Case Name: Murray Kaplan, Respondent, v. Louis Blitzblau, Individually and Doing Business as Lobell Company, Appellant
Court: New York Supreme Court, Appellate Division
Jurisdiction: New York
Decision Date: 1963-12-27
Citations: 20 A.D.2d 601
Docket Number: 
Parties: Murray Kaplan, Respondent, v. Louis Blitzblau, Individually and Doing Business as Lobell Company, Appellant.
Judges: 
Reporter: Appellate Division Reports
Volume: 20
Pages: 601–601

Head Matter:
Murray Kaplan, Respondent, v. Louis Blitzblau, Individually and Doing Business as Lobell Company, Appellant.

Opinion:
Appeal from a judgment entered on a decision rendered after trial in Supreme Court, Schenectady County. Plaintiff has had judgment for $15,000 damages for breach of defendant's contract with him to sell real property, stock and fixtures and a wholesale tobacco and confectionary business. Proof of the defendant's breach of contract is very strong in the record, but the damages awarded to plaintiff are based on the profits which plaintiff would have made in a two-year period had the purchase and sale gone through and had plaintiff thereafter operated the business profitably. This, in turn, is based on profits that defendant had made. We think damages on this basis are inadmissible for two reasons: (a) no such damages are pleaded; (b) the measure is too speculative and uncertain. The complaint is very specific about elements of damage relied upon and loss of prospective profits is not one of them.
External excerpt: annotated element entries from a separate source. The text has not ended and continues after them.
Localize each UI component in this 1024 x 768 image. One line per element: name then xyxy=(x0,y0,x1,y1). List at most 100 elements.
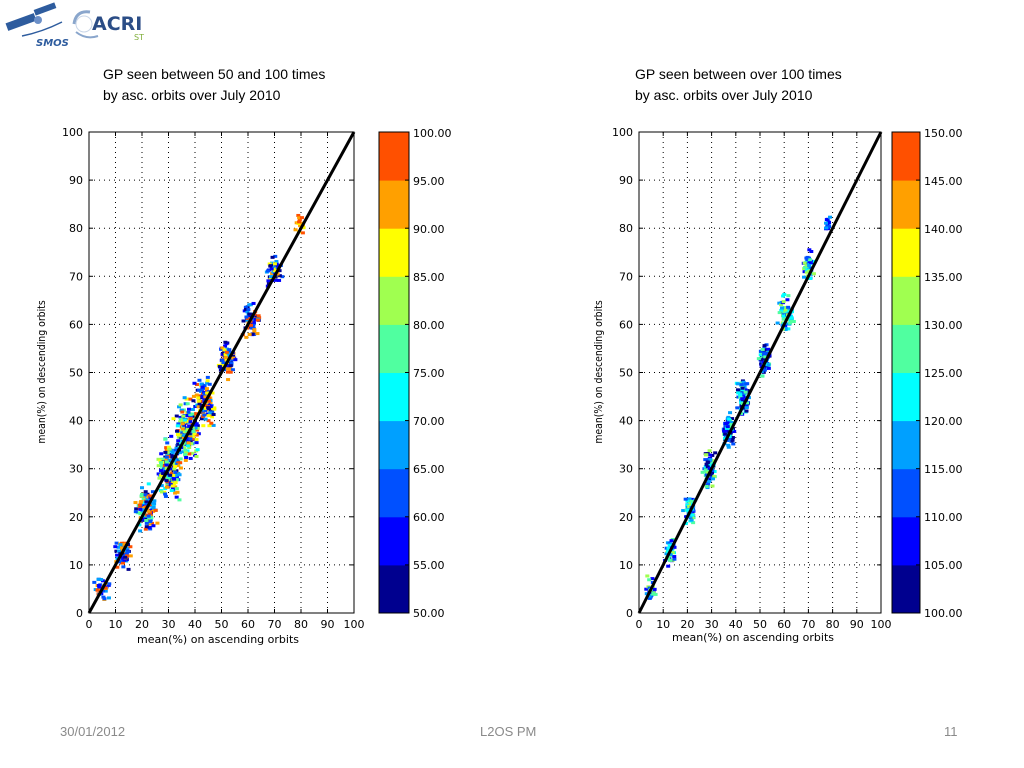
scatter-point xyxy=(138,507,143,511)
colorbar-segment xyxy=(379,420,409,470)
scatter-point xyxy=(827,225,832,229)
scatter-point xyxy=(197,388,202,392)
x-tick-label: 40 xyxy=(729,618,743,631)
scatter-point xyxy=(802,261,807,265)
scatter-point xyxy=(122,542,127,546)
scatter-point xyxy=(703,468,708,472)
y-ticks-right: 0 10 20 30 40 50 60 70 80 90 100 xyxy=(612,126,881,620)
scatter-point xyxy=(164,463,169,467)
y-tick-label: 10 xyxy=(619,559,633,572)
scatter-point xyxy=(707,449,712,453)
scatter-point xyxy=(667,558,672,562)
colorbar-label: 120.00 xyxy=(924,415,963,428)
scatter-point xyxy=(170,484,175,488)
scatter-point xyxy=(252,318,257,322)
scatter-point xyxy=(781,294,786,298)
scatter-point xyxy=(195,424,200,428)
colorbar-segment xyxy=(379,516,409,566)
y-axis-label-right: mean(%) on descending orbits xyxy=(593,300,605,443)
scatter-point xyxy=(762,345,767,349)
scatter-point xyxy=(151,509,156,513)
scatter-point xyxy=(103,589,108,593)
scatter-point xyxy=(270,261,275,265)
scatter-point xyxy=(762,368,767,372)
x-tick-label: 0 xyxy=(636,618,643,631)
scatter-point xyxy=(299,216,304,220)
scatter-point xyxy=(173,491,178,495)
scatter-point xyxy=(194,433,199,437)
scatter-point xyxy=(199,417,204,421)
scatter-point xyxy=(729,423,734,427)
scatter-point xyxy=(228,370,233,374)
scatter-point xyxy=(148,518,153,522)
scatter-point xyxy=(781,300,786,304)
scatter-point xyxy=(807,263,812,267)
reference-line-right xyxy=(637,131,883,614)
x-tick-label: 90 xyxy=(850,618,864,631)
scatter-point xyxy=(231,356,236,360)
scatter-point xyxy=(804,256,809,260)
scatter-point xyxy=(146,514,151,518)
y-tick-label: 60 xyxy=(69,318,83,331)
colorbar-label: 65.00 xyxy=(413,463,445,476)
scatter-point xyxy=(188,412,193,416)
scatter-point xyxy=(222,348,227,352)
colorbar-label: 135.00 xyxy=(924,271,963,284)
scatter-point xyxy=(201,424,206,428)
scatter-point xyxy=(254,314,259,318)
scatter-point xyxy=(192,381,197,385)
scatter-point xyxy=(700,470,705,474)
scatter-point xyxy=(807,258,812,262)
scatter-point xyxy=(827,221,832,225)
scatter-point xyxy=(164,485,169,489)
scatter-point xyxy=(786,294,791,298)
scatter-point xyxy=(762,344,767,348)
scatter-point xyxy=(149,494,154,498)
scatter-point xyxy=(196,396,201,400)
scatter-point xyxy=(710,471,715,475)
scatter-point xyxy=(123,555,128,559)
scatter-point xyxy=(178,420,183,424)
scatter-point xyxy=(809,250,814,254)
scatter-point xyxy=(175,458,180,462)
scatter-point xyxy=(164,455,169,459)
scatter-point xyxy=(223,352,228,356)
scatter-point xyxy=(175,433,180,437)
scatter-point xyxy=(724,421,729,425)
scatter-point xyxy=(128,554,133,558)
scatter-point xyxy=(735,406,740,410)
scatter-point xyxy=(152,499,157,503)
colorbar-label: 130.00 xyxy=(924,319,963,332)
scatter-point xyxy=(301,226,306,230)
colorbar-segment xyxy=(892,468,920,518)
scatter-point xyxy=(176,460,181,464)
colorbar-segment xyxy=(379,276,409,325)
scatter-point xyxy=(188,415,193,419)
scatter-point xyxy=(188,437,193,441)
scatter-point xyxy=(223,344,228,348)
scatter-point xyxy=(172,467,177,471)
scatter-point xyxy=(120,561,125,565)
scatter-point xyxy=(824,221,829,225)
scatter-point xyxy=(144,500,149,504)
scatter-point xyxy=(190,428,195,432)
scatter-point xyxy=(181,414,186,418)
scatter-point xyxy=(723,436,728,440)
scatter-point xyxy=(209,421,214,425)
scatter-point xyxy=(174,495,179,499)
grid-left xyxy=(89,132,354,613)
scatter-point xyxy=(205,412,210,416)
scatter-point xyxy=(724,429,729,433)
scatter-point xyxy=(175,429,180,433)
scatter-point xyxy=(766,363,771,367)
scatter-point xyxy=(689,499,694,503)
scatter-point xyxy=(160,463,165,467)
scatter-point xyxy=(204,389,209,393)
scatter-point xyxy=(251,323,256,327)
scatter-point xyxy=(788,321,793,325)
scatter-point xyxy=(202,384,207,388)
scatter-point xyxy=(268,264,273,268)
scatter-point xyxy=(740,391,745,395)
scatter-point xyxy=(224,357,229,361)
identity-line xyxy=(637,131,883,614)
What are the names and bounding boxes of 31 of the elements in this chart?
The other items were properly not found by the court. The general rule of damage on breach of a contract or purchase and sale is the difference between the true value and the contract price. The provisions of subdivision 3 of section 148 of the Personal Property Law are a restatement of common-law principles which apply as well to real property, e.g., Hayden v. Pinchot (172 App. Div. 102). There are exceptions where it is shown no market exists; or there is no reasonable means of ascertaining the usual differential between bargain and value, but to apply other measures of damage plaintiff must show preliminarily the necessity for recourse to other measures. The profit the seller had made by the use of capital and management over a two-year period would in any case be a doubtful basis for damage in this kind of action. (See, e.g., Garber v. Siegel, 194 Misc. 966, mod. 274 App. Div. 1068.) It has not been demonstrated that the real estate here in issue, or the business, fixtures and good will bought and sold, had no market value. If they had, this is the foundation of damage. As a matter of discretion we think the complaint should not be dismissed, but a new trial ordered with permission to plaintiff to move for such amendment of pleading as he may be advised. Judgment reversed on the law and the facts and a new trial ordered, with costs to abide the event. Bergan, P. J., Gibson, Herlihy, Reynolds and Taylor, JJ., concur.